Title: The Night Parade of One Hundred Demons
Author: Matthew Meyer
Publication Year: 2012
Publisher: Amazon CreateSpace
The Night Parade of One Hundred Demons, which began its life as a Kickstarter project, collects roughly four dozen entries on various yōkai, which are accompanied by lavish full-color illustrations. Both the pictures and the text are by Matthew Meyer, an artist heavily influenced by Japanese prints. Meyer has lived in a rural town in Fukui prefecture since 2007, and, as he explains on his Kickstarter page, he has been collecting and translating local folklore for years. There are a number of other books on yōkai available for digital download (such as Matt Alt and Hiroko Yoda’s fantastic Yokai Attack!), but what The Night Parade does especially well is to add regional color and variety to Japanese legends of supernatural creatures that may already be familiar to many Japanophiles.

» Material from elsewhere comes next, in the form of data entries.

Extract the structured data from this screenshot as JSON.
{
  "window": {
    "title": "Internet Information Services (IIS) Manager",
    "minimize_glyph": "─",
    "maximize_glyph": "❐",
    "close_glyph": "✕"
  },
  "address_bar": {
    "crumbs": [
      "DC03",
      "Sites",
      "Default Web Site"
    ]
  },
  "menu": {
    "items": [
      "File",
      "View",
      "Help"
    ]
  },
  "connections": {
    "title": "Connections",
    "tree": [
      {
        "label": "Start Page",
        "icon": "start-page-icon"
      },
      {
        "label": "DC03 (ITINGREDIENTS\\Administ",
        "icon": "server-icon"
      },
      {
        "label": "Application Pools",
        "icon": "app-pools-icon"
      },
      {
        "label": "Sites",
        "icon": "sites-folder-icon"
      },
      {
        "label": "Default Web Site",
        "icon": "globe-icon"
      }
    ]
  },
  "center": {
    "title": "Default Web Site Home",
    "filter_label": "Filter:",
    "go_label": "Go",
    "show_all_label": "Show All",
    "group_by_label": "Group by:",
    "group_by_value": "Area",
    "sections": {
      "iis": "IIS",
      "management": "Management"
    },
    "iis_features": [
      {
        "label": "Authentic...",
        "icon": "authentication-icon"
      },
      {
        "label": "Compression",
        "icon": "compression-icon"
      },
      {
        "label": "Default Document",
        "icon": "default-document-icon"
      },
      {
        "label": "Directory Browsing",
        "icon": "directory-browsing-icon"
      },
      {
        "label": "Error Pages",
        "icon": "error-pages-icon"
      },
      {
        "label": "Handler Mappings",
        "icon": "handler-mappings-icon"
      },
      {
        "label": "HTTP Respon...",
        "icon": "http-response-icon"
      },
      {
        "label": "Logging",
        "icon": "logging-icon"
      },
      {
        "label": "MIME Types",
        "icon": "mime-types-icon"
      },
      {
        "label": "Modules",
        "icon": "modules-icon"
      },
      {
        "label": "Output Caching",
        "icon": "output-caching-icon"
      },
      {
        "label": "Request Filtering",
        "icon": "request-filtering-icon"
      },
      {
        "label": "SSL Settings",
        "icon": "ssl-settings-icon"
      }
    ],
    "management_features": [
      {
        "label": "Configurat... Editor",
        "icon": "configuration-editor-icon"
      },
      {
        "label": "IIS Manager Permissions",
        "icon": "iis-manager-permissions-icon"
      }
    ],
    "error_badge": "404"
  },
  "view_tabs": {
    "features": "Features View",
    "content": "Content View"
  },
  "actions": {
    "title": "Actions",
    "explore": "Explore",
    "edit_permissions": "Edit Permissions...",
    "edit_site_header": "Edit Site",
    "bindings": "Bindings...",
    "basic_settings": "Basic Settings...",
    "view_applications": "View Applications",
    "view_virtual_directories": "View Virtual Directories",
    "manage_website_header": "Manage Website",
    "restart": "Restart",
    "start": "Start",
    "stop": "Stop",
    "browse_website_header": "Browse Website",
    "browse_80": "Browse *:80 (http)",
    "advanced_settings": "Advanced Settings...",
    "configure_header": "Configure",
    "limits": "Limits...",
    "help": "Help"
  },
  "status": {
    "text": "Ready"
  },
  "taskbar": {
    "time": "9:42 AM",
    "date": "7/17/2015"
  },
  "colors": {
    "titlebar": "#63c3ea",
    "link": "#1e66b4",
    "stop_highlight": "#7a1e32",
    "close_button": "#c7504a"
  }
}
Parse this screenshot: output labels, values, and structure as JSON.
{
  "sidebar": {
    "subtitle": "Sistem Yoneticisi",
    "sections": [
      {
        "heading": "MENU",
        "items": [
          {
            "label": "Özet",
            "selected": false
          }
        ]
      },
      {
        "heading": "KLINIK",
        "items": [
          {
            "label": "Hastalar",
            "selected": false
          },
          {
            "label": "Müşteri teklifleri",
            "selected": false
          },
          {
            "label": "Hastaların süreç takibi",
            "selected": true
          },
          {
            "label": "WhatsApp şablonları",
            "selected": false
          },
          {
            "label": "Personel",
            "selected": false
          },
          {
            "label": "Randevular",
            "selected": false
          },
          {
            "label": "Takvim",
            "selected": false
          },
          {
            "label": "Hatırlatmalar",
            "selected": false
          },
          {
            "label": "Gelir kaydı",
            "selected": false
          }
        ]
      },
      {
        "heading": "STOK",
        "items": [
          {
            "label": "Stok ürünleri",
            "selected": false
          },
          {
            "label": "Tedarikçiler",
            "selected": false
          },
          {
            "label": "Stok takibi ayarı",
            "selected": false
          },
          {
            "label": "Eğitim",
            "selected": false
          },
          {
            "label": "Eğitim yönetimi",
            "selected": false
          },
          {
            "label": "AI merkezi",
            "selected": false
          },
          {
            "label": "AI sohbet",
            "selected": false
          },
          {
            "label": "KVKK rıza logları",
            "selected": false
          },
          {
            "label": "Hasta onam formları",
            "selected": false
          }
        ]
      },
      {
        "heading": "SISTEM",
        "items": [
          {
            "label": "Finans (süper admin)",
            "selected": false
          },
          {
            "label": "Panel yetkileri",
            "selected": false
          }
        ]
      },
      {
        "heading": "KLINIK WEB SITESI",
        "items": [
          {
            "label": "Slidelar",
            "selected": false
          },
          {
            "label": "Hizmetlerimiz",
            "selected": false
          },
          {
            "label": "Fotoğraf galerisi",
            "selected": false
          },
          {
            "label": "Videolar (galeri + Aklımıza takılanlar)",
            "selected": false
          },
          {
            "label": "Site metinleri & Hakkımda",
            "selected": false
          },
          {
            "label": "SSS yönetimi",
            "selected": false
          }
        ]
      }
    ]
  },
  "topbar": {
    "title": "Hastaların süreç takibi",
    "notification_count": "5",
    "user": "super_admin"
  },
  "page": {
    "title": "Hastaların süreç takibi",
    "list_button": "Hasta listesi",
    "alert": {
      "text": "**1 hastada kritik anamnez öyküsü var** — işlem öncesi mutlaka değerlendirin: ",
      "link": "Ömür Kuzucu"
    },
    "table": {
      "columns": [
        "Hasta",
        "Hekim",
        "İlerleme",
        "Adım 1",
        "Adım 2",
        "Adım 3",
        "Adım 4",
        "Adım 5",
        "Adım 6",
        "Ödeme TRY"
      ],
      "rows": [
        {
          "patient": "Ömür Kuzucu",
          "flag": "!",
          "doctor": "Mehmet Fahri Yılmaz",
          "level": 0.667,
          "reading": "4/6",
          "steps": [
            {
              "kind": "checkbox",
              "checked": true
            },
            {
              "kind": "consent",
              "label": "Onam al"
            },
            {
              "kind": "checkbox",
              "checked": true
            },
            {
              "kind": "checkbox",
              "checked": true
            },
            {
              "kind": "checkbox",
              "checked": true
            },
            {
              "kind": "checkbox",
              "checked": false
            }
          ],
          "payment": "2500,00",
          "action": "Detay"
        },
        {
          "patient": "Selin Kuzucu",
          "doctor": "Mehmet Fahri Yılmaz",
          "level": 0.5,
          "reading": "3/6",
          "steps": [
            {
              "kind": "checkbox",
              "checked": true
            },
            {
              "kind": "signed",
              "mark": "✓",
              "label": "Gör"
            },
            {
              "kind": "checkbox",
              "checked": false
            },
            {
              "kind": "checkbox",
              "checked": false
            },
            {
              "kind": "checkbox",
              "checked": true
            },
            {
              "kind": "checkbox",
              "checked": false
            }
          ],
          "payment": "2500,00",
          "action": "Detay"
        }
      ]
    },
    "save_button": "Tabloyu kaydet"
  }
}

Compiled in such a way as to resemble an illustrated bestiary, The Night Parade is divided into several sections, which include “In the Wilds,” “Out on the Town,” and “In the House.” The book includes entries on yōkai that appear frequently in popular media, such as the kappa, the kirin, the kitsune, the tanuki, and the yuki onna, as well as many lesser-known creatures, such as the bake kujira (an enormous ghostly whale), the jorōgumo (a man-eating spider), and the nuppepō (a flabby, stinky lump of flesh that lives in temple graveyards), and the nopperabō (who looks and acts like an ordinary person but has no face). Each entry contains information on the diet and appearance of these yōkai, their behavior, their interactions with human beings, and the various forms they may take, as well variations on and translations of their names.

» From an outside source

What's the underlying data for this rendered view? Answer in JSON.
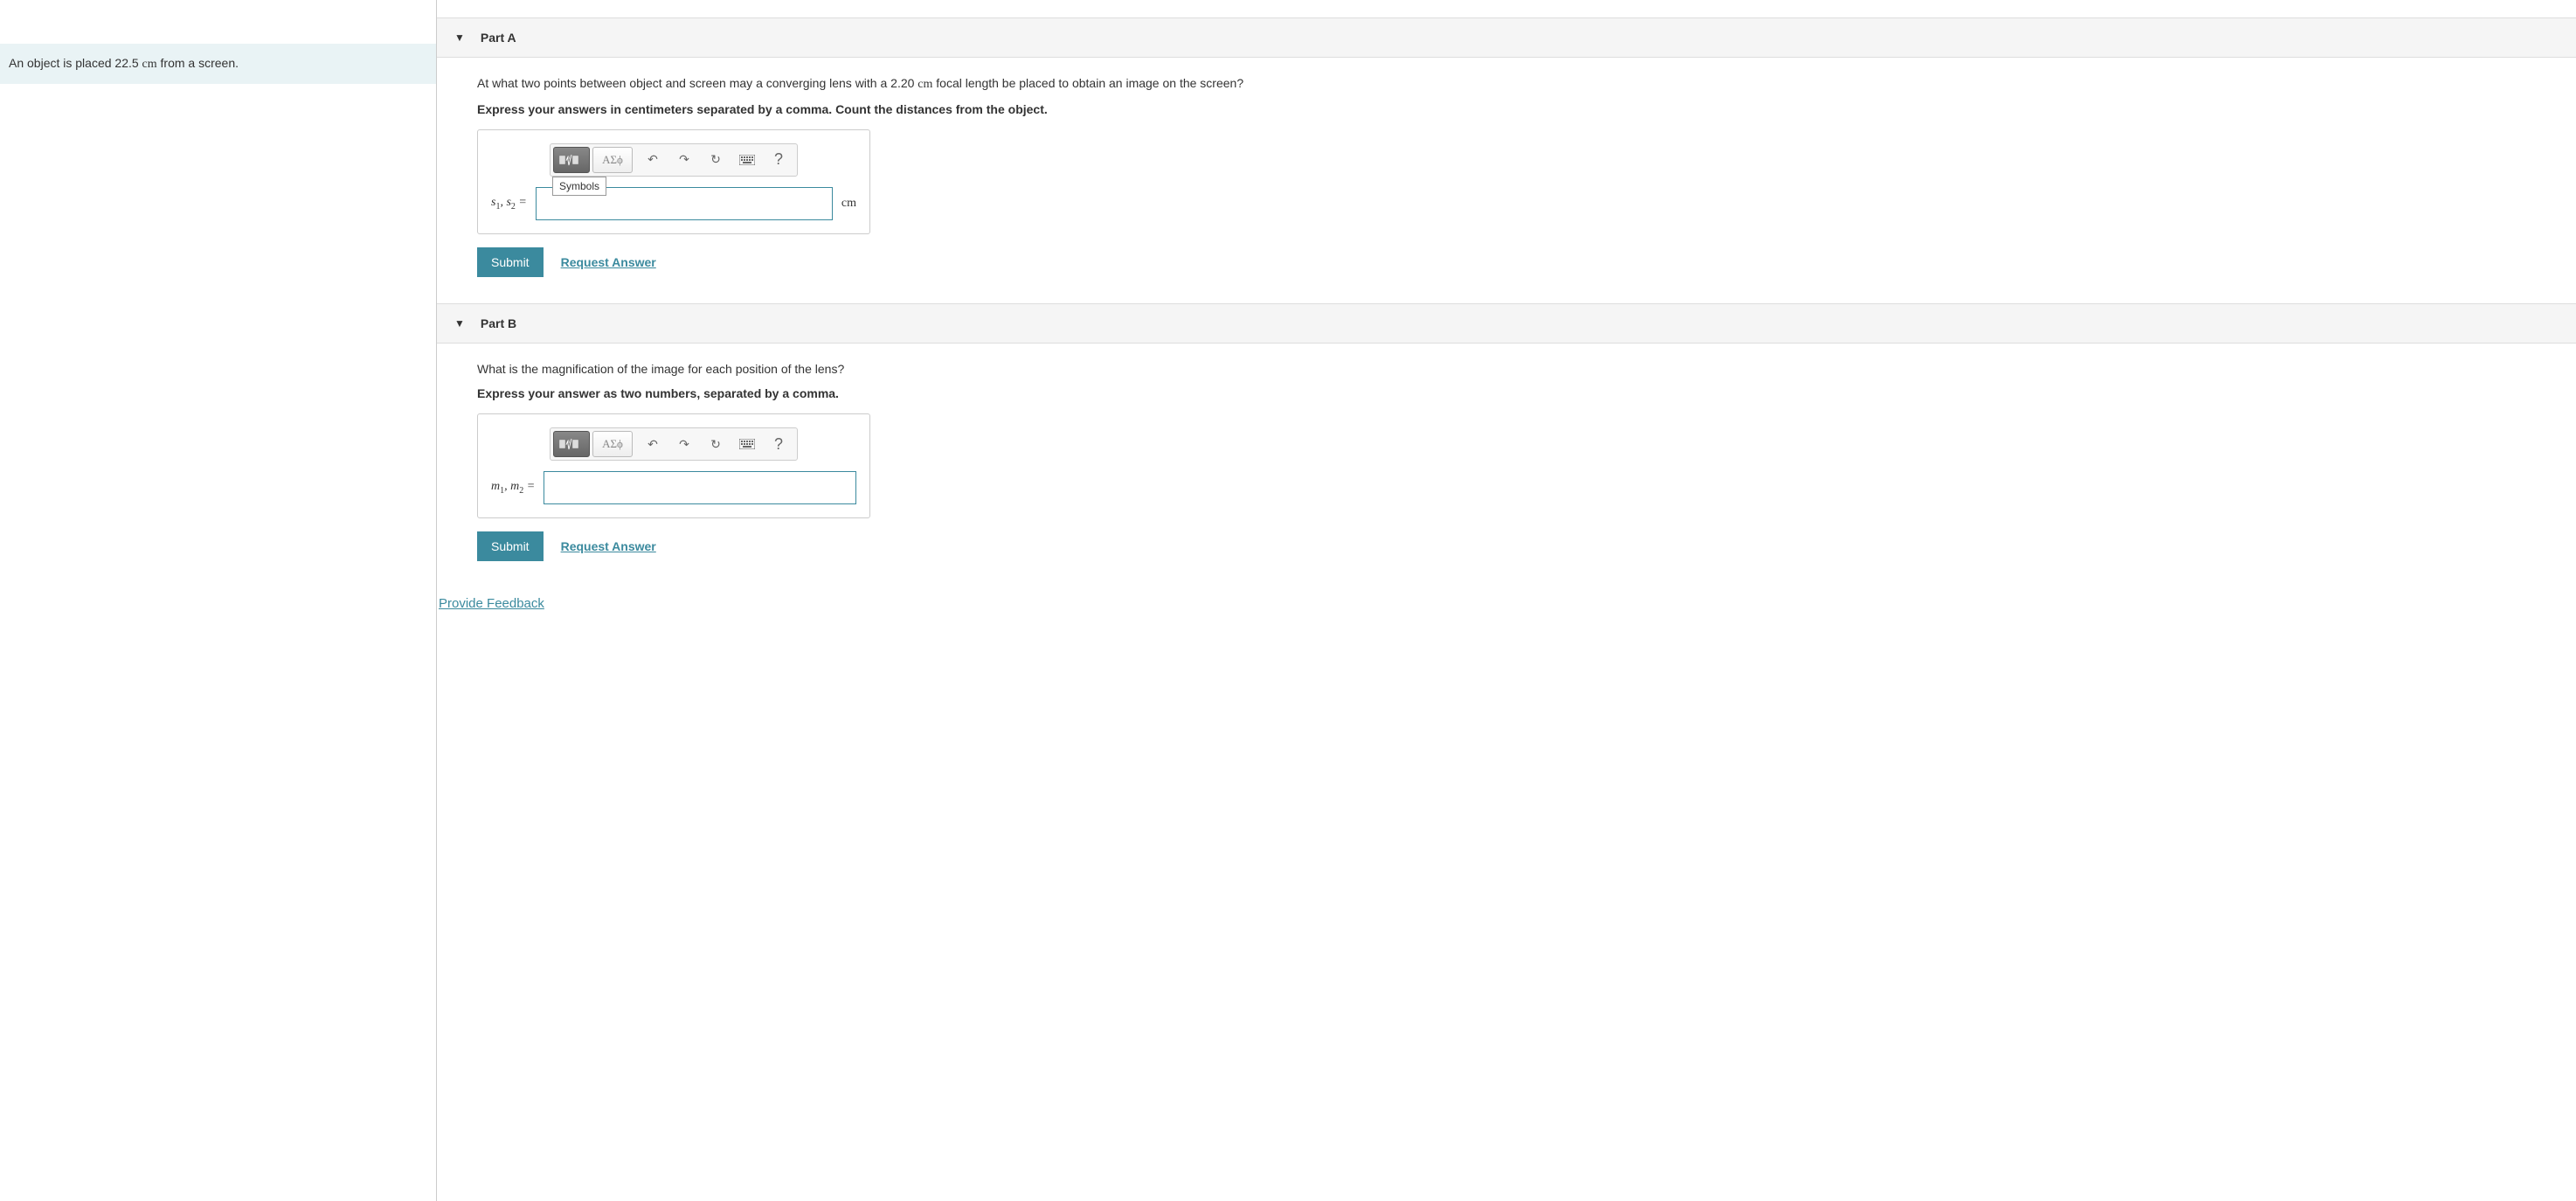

Many of the entries are also peppered with interesting information about the historical and cultural contexts of these creatures. For example, the entry on the takanyūnō, or “tall priest,” contains a special section on why suffixes relating to Buddhism and Buddhist priests are so common in the names of yōkai. (Apparently, it’s not so much a connection to religion as it is a certain wariness regarding traveling priests, or at least strangers dressed as traveling priests.) The entry on the kerakera onna, a gigantic “cackling woman” who haunts the alleyways of red light districts and hounds men into their graves with her incessant laughter, alludes to the tendency in Japanese folklore to grant great power to long-lived things, whether they be cats (which become neko mata) or eating utensils (which become tsukumogami), and surmises that prostitutes who managed to live into middle age may well have become yōkai, an interesting conjecture that leaves the mind to wonder about what such a bit of folklore might correspond to in a less numinous context.

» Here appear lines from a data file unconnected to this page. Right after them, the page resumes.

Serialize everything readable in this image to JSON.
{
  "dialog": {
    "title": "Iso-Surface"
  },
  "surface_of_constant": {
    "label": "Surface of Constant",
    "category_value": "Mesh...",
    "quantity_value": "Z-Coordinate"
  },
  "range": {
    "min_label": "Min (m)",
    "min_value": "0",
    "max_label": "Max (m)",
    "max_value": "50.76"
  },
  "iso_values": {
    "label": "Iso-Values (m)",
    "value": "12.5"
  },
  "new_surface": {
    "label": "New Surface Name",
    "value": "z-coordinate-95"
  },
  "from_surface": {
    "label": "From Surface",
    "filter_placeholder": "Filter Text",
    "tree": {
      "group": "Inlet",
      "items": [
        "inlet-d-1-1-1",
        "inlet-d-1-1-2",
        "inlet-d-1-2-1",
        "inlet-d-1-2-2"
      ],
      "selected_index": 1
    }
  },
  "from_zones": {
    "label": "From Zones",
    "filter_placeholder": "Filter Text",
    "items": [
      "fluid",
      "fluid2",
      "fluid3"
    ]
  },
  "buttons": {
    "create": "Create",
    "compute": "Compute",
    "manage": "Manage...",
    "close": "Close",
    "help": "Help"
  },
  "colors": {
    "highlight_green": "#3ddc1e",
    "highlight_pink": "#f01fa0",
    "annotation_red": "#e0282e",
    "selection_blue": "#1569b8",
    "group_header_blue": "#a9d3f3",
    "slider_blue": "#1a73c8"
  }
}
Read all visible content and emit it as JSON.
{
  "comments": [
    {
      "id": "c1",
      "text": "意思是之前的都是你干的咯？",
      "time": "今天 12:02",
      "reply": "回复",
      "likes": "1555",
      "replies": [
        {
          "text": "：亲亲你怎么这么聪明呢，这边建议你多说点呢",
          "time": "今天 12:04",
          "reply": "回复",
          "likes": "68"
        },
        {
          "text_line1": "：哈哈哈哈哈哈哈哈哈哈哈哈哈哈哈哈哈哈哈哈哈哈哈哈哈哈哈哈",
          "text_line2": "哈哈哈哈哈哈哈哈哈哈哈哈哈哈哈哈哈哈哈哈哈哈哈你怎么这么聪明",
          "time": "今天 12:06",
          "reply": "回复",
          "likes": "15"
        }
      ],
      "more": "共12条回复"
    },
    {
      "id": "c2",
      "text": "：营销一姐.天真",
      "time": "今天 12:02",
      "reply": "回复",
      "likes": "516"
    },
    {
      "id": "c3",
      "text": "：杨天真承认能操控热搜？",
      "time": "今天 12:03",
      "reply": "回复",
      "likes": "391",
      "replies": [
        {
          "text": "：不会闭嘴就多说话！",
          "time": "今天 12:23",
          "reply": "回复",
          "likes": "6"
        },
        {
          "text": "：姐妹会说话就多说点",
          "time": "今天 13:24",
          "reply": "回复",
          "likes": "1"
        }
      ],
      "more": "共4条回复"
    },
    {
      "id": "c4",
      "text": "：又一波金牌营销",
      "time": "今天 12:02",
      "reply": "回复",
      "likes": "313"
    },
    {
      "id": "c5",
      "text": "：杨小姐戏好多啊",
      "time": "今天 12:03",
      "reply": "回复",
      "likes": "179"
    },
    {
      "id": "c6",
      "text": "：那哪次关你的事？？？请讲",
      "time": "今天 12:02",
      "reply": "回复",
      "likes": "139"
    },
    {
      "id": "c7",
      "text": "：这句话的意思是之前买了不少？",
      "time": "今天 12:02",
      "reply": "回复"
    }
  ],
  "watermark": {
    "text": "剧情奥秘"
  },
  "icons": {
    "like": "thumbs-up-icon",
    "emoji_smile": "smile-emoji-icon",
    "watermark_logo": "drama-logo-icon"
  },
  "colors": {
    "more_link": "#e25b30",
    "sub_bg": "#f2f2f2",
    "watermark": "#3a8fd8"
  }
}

Meyer has published his work through Amazon’s CreateSpace program, which offers both print and digital versions of the collection. I can’t offer an opinion of the physical copy of The Night Parade, but the digital edition is beautifully formatted, and its images are of extremely high quality. Although the book is relatively kid-friendly, it includes frank (although far from explicit) references to prostitution and human sexuality. Most of the images are stylized as colorful and cute or understated and eerie, but a few (such as the illustration of the ubume, a spirit of a woman who has died during childbirth) may be too intense for younger readers. My honorary nieces and nephews have been delighted by pictures like the illustration of the onryō, a vengeful ghost who is depicted as a pale shrieking woman bleeding from her eyes, but discretion might be advised for more sensitive children.
Meyer has recently launched a successful Kickstarter project for a second collection, titled The Hour of Meeting Evil Spirits, so expect another excellent illustrated bestiary from him soon!